Il documento sottolinea come il trasferimento abbia alterato profondamente le abitudini quotidiane dei tre fratelli, di cui il maggiore ha 9 anni e i gemelli 7. Precedentemente nutriti esclusivamente con cibi naturali come verdure, porridge, legumi e frutta secca, senza carne né latticini, ora si trovano a consumare alimenti industriali e zuccheri processati.

Oltre all'alimentazione, anche l'ambiente di vita è stato completamente trasformato. I bambini sono passati da una vita all'aria aperta a spazi chiusi e rumorosi. Inoltre, l'introduzione della televisione serale ha esposto i minori a contenuti meno educativi, come film e videoclip con scene di violenza, influenzando negativamente anche i loro ritmi di sonno, ora irregolari e disturbati.
La relazione evidenzia un crescente disorientamento psicologico nei bambini, che cercano conforto negli alimenti confezionati e negli zuccheri durante momenti di crisi, come dopo le videochiamate con la madre. Questo comportamento suggerisce una relazione disfunzionale con il cibo che sta diventando compulsiva.
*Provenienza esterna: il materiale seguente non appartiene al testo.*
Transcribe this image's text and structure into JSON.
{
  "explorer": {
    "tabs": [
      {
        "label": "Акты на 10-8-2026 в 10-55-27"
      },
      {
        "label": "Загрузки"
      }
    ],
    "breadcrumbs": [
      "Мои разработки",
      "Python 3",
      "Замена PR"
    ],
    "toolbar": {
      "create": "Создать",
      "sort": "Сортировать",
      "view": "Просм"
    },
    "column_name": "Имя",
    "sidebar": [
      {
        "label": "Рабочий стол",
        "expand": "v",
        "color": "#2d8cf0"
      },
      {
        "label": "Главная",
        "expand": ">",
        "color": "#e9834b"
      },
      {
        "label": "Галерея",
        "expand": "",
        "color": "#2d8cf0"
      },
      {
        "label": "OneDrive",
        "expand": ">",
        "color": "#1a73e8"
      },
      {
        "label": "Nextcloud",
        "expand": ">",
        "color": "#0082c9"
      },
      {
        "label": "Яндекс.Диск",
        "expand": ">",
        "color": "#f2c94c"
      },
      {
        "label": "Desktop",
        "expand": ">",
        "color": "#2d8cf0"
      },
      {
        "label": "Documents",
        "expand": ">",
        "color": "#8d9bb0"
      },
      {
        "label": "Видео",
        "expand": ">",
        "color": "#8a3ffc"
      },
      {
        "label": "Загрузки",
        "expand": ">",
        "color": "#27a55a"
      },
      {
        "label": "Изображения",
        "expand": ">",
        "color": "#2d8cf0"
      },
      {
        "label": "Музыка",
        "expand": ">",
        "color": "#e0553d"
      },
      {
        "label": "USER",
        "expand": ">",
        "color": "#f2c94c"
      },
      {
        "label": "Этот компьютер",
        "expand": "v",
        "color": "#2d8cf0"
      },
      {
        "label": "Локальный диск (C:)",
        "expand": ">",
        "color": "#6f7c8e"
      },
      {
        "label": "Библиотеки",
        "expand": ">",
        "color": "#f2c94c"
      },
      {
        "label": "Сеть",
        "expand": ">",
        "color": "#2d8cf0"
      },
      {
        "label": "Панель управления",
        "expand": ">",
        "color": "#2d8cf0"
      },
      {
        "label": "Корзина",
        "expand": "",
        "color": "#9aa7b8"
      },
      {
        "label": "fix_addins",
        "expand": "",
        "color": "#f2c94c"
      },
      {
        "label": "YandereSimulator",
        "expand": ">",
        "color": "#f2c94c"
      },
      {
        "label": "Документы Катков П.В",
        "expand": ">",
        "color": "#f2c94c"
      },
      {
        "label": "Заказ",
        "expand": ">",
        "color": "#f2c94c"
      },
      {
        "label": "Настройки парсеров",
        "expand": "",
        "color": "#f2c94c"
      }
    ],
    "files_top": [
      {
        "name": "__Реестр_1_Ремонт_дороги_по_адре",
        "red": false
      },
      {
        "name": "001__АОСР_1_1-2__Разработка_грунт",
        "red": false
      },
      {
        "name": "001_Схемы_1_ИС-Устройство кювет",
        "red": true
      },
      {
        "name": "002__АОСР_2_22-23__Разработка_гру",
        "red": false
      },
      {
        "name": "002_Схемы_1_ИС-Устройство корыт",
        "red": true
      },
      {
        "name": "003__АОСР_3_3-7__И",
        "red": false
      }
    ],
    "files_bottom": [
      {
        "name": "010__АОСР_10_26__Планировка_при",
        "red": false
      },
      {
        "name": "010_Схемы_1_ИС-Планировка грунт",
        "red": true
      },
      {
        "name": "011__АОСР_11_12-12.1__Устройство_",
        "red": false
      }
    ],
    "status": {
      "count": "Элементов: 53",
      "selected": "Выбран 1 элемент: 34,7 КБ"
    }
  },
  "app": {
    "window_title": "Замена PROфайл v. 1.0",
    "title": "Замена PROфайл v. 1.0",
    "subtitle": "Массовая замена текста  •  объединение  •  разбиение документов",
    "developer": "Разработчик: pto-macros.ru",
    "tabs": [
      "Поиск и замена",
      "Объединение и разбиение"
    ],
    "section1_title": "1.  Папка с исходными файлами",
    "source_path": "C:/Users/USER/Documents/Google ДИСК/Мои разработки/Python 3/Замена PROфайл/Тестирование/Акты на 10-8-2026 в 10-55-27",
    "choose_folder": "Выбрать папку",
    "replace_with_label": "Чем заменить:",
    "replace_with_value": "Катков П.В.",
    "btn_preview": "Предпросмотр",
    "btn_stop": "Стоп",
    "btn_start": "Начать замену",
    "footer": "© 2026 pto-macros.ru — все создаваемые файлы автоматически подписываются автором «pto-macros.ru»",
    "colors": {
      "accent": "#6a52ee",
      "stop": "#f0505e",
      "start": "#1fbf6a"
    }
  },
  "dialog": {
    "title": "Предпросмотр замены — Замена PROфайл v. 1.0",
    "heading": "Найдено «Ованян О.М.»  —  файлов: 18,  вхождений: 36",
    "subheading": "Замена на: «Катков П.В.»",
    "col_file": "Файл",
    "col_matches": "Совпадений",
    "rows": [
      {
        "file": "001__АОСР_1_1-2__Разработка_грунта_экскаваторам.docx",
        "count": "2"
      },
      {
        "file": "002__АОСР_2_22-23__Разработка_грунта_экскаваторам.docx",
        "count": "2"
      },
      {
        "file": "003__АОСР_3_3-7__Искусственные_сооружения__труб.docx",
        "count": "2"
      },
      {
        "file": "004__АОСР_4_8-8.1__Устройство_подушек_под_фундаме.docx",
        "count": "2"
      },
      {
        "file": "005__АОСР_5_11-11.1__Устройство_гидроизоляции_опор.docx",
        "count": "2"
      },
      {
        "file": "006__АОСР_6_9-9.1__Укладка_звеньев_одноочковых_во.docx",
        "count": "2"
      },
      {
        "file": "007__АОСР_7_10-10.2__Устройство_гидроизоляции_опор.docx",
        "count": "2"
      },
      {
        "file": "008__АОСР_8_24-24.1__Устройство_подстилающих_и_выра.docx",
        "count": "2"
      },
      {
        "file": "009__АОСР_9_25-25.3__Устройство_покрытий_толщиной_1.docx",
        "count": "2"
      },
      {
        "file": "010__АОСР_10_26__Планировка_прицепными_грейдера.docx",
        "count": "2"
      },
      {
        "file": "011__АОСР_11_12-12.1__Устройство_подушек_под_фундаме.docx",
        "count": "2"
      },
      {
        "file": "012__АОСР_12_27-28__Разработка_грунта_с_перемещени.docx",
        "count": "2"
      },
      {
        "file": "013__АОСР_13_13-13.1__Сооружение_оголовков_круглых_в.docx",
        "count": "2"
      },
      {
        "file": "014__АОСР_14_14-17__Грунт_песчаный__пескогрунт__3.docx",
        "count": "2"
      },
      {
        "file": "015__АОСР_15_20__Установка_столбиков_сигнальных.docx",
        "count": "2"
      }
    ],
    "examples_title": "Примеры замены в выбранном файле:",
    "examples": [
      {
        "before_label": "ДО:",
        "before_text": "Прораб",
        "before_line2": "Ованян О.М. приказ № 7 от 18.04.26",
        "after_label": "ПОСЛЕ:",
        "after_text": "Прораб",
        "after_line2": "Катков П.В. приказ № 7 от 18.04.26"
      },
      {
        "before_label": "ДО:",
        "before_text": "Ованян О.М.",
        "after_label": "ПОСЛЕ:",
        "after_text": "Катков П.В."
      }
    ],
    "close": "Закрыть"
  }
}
La situazione sociale nella struttura non aiuta, con pochi coetanei con cui interagire, rendendo difficile per i bambini stabilire relazioni significative. Anche l'approccio educativo è cambiato drasticamente, passando da un modello basato sul dialogo a uno più rigido, basato su rinforzo e punizione, causando nei minori grande confusione e incertezza.
Il rapporto si conclude affermando la necessità di preservare i legami familiari e suggerisce il rientro dei bambini nella famiglia per prevenire un disagio permanente. Un imminente appuntamento psichiatrico potrebbe fornire ulteriori dettagli su questa delicata situazione.